The biggest myth in investing is that you need a lot of money to get started. You do not. Thanks to fractional shares that let you buy pieces of expensive stocks, zero-commission trading that eliminates transaction costs, and investment apps that accept deposits as small as one dollar, anyone with $100 can begin building real wealth today. The key is not the size of your first deposit — it is understanding the basics, opening the right account, and starting, because time in the market matters infinitely more than the amount of your initial investment.
Why Starting Small Still Matters Enormously
One hundred dollars invested today at a 10% average annual return — the historical stock market average — becomes $672 in 20 years without adding another penny. Interesting but not life-changing. But if you add just $50 per month alongside that initial $100, you will have over $38,000 in 20 years. Bump that to $200 per month and you are looking at over $140,000. The initial amount is the seed, but the habit of consistent contribution is what builds the forest. Your $100 today is not really about the $100 — it is about building the system and the mindset that will compound for decades.
Step 1: Choose the Right Account
If you have earned income from a job or freelance work, open a Roth IRA. This is the most powerful wealth-building account available to most people under 50. Your contributions — up to $7,000 per year — grow completely tax-free, and withdrawals in retirement are tax-free. Decades of compound growth sheltered from taxes creates extraordinary long-term value. If you do not have earned income or have already maxed your IRA for the year, open a regular taxable brokerage account. Fidelity, Schwab, and Vanguard all offer accounts with no minimums and no commissions on trades.
Step 2: Buy One Simple Fund
With $100, simplicity is your friend. Buy a single broad-market index fund or ETF that tracks the total US stock market or the S&P 500. With one purchase, you are instantly diversified across hundreds of the largest American companies. The expense ratio should be 0.10% or less — many leading options charge just 0.03%, meaning you pay 30 cents per year for every $1,000 invested. Do not overthink fund selection at this stage. The difference between a “good” index fund and the “perfect” one is negligible. The difference between investing today and waiting until you feel you have enough is enormous.
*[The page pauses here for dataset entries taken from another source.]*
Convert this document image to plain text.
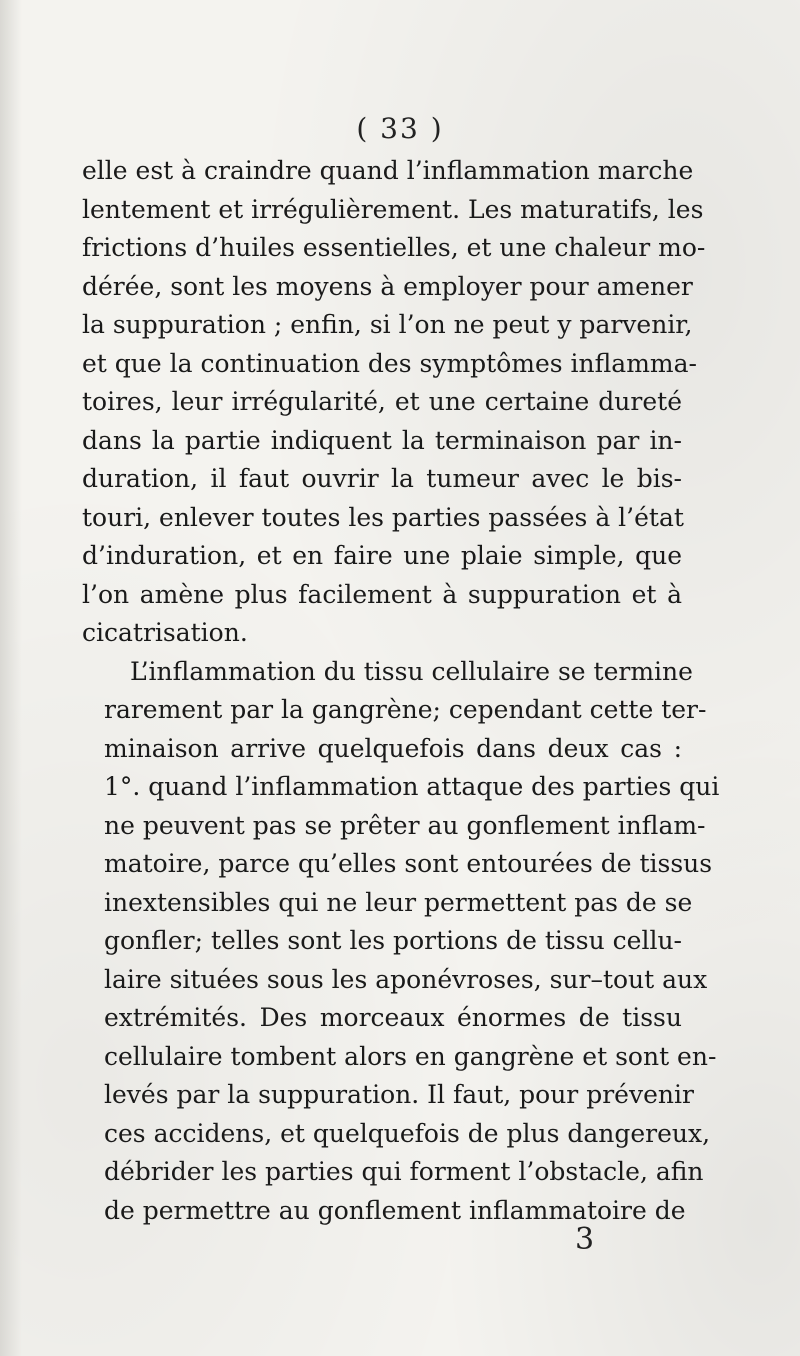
( 33 )
elle est à craindre quand l’inflammation marche
lentement et irrégulièrement. Les maturatifs, les
frictions d’huiles essentielles, et une chaleur mo-
dérée, sont les moyens à employer pour amener
la suppuration ; enfin, si l’on ne peut y parvenir,
et que la continuation des symptômes inflamma-
toires, leur irrégularité, et une certaine dureté
dans la partie indiquent la terminaison par in-
duration, il faut ouvrir la tumeur avec le bis-
touri, enlever toutes les parties passées à l’état
d’induration, et en faire une plaie simple, que
l’on amène plus facilement à suppuration et à
cicatrisation.
L’inflammation du tissu cellulaire se termine
rarement par la gangrène; cependant cette ter-
minaison arrive quelquefois dans deux cas :
1°. quand l’inflammation attaque des parties qui
ne peuvent pas se prêter au gonflement inflam-
matoire, parce qu’elles sont entourées de tissus
inextensibles qui ne leur permettent pas de se
gonfler; telles sont les portions de tissu cellu-
laire situées sous les aponévroses, sur–tout aux
extrémités. Des morceaux énormes de tissu
cellulaire tombent alors en gangrène et sont en-
levés par la suppuration. Il faut, pour prévenir
ces accidens, et quelquefois de plus dangereux,
débrider les parties qui forment l’obstacle, afin
de permettre au gonflement inflammatoire de
3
Step 3: Automate Monthly Contributions
Set up automatic monthly contributions of whatever you can comfortably afford — $25, $50, $100, $200. Most brokerages allow you to automate both the transfer from your bank and the purchase of your chosen fund. This removes the need to make a decision every month and ensures you invest consistently whether the market is up or down. This strategy, called dollar-cost averaging, naturally buys more shares when prices are low and fewer when prices are high, smoothing out your average purchase price over time.
What Not to Do
Do not try to pick individual stocks with your first $100 — you lack the diversification to survive a single bad pick. Do not day trade or try to time the market — even professional fund managers fail at this consistently. Do not check your account balance daily, because short-term market fluctuations are normal and watching them obsessively leads to emotional decisions that destroy returns. Do not sell during market downturns — every crash in stock market history has been followed by a recovery that eventually exceeded the previous high. And do not invest money you need for rent, bills, or emergencies — investing is for money you can leave untouched for at least five years.
The only thing that truly matters is starting. Today. Not when you have more money, not when the market looks better, not next month. Every day you wait is a day of compound growth you can never get back.